Perspektive Generationen: Miteinander neue Lösungen finden
Allgemein
Di 27.07.2021
Graffiti
Vandalismus oder Kunst?
ein Beitrag von
Muhammad Kudusov
Graffiti – die rebellische Kraft. Ist es tatsächlich Kunst? Werden da lediglich Wände und öffentliche Flächen verunstaltet? Oder bringen die farbenfrohen Illustrationen mehr Leben in die graue Betonstadt? Dieses heiß umstrittene Thema löst schnell heftige Debatten aus. Die einen erfreuen sich an der kreativen Aktivität der Jugend. Andere beklagen das Sprayen lautstark als Sachbeschädigung. Doch was denken die Jugendlichen darüber? Jugendliche und aktive Sprayer:innen in der Sprayer-Community wurden nach ihrer Meinung
Cornelia Wörz
16 Jahre
Cornelia Wörz
16 Jahre
Was denkst du über illegales Graffiti?
Wenn es schön ist, finde ich es nicht schlimm, obwohl „schön“ natürlich subjektiv ist. Meist verschönert es leere Plätze wie eine graue Wand.

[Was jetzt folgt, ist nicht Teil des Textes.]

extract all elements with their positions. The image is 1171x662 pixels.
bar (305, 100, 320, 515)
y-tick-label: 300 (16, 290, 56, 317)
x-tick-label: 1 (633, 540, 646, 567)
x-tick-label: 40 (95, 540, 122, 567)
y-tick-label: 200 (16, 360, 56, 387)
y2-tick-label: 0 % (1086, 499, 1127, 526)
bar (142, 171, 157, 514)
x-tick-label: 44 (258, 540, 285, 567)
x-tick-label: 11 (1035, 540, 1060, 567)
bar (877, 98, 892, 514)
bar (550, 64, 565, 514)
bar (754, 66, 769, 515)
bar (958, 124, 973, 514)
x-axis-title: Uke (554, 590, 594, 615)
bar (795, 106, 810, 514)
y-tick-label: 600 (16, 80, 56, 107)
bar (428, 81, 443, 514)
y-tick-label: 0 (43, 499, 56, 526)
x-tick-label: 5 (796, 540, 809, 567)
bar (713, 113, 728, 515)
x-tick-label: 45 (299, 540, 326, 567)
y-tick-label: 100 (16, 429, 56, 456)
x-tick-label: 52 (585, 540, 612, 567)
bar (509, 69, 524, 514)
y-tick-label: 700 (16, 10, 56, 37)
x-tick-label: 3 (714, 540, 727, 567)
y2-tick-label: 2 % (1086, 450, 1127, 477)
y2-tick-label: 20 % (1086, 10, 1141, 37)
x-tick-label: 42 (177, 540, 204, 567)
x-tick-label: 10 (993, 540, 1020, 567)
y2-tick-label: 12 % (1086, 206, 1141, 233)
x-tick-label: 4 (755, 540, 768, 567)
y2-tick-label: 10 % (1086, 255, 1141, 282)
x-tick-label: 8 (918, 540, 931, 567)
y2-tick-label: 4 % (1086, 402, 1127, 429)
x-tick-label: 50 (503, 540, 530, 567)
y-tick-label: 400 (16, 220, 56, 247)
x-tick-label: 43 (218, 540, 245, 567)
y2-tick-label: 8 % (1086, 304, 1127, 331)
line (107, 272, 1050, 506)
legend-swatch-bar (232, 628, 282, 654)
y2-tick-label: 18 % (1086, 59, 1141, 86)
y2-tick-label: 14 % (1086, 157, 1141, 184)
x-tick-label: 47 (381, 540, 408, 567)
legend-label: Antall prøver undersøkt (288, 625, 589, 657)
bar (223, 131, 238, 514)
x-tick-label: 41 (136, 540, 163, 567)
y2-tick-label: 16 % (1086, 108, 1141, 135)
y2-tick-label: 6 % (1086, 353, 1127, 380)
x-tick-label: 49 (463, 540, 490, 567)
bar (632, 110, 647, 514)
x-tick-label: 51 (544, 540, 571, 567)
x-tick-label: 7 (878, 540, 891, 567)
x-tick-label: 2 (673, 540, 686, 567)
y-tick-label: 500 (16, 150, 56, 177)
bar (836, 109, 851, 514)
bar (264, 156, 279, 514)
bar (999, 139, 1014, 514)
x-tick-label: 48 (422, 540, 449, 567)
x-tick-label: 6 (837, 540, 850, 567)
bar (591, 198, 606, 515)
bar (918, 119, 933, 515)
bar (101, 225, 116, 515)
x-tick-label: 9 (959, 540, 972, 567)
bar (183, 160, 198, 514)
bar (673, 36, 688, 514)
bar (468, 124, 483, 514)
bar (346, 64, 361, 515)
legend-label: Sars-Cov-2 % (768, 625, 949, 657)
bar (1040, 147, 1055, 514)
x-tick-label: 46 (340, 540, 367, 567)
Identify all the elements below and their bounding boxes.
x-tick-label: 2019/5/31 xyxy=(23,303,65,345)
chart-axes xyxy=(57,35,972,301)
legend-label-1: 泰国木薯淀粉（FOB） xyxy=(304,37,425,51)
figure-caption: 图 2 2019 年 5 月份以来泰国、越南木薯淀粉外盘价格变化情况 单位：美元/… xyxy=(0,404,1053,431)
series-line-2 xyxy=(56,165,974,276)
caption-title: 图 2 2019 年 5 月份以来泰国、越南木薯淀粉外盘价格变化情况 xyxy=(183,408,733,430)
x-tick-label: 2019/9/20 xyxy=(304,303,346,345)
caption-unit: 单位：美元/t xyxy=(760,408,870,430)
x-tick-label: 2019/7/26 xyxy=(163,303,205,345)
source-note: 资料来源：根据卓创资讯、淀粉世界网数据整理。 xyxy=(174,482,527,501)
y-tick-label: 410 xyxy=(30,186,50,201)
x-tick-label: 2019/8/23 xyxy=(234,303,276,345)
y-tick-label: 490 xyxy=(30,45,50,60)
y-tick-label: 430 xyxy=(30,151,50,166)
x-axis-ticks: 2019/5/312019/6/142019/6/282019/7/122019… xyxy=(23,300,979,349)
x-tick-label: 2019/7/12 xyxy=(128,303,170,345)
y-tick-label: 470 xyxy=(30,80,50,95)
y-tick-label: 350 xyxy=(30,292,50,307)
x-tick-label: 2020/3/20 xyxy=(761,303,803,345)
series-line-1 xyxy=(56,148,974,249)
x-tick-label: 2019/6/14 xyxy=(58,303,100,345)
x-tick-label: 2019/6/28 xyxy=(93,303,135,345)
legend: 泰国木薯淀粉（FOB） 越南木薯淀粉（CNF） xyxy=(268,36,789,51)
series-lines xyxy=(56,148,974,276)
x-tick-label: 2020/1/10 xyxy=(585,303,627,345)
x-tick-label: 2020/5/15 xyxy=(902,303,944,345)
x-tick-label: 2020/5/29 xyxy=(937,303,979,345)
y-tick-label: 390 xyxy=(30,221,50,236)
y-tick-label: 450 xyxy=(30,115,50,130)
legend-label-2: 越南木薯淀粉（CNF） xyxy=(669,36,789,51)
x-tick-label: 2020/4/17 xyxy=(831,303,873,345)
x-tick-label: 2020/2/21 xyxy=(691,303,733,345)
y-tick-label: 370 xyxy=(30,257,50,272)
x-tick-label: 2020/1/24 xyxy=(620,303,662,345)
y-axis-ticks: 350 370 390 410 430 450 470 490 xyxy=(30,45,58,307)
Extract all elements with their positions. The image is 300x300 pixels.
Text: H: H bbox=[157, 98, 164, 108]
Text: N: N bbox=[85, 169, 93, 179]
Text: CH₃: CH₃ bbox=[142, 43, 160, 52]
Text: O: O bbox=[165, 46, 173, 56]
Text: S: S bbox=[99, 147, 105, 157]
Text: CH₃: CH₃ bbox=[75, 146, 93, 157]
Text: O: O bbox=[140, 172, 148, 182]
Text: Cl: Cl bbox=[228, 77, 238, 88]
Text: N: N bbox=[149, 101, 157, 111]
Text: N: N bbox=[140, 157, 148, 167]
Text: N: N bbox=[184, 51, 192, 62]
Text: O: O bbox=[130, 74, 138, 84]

Aber an manchen Stellen wie Kirchen sollte man das unterlassen, das empfinde ich dann als gewisse Beleidigung.
Gibt es in deiner Umgebung viele Graffitis?
In Lauterach gibt es eine Menge Plätze, an denen Graffitis gesprayt wurden, wie z.B. neben dem Bahnhof im Jugendplatz, bei der Seifenfabrik und bei der Brücke.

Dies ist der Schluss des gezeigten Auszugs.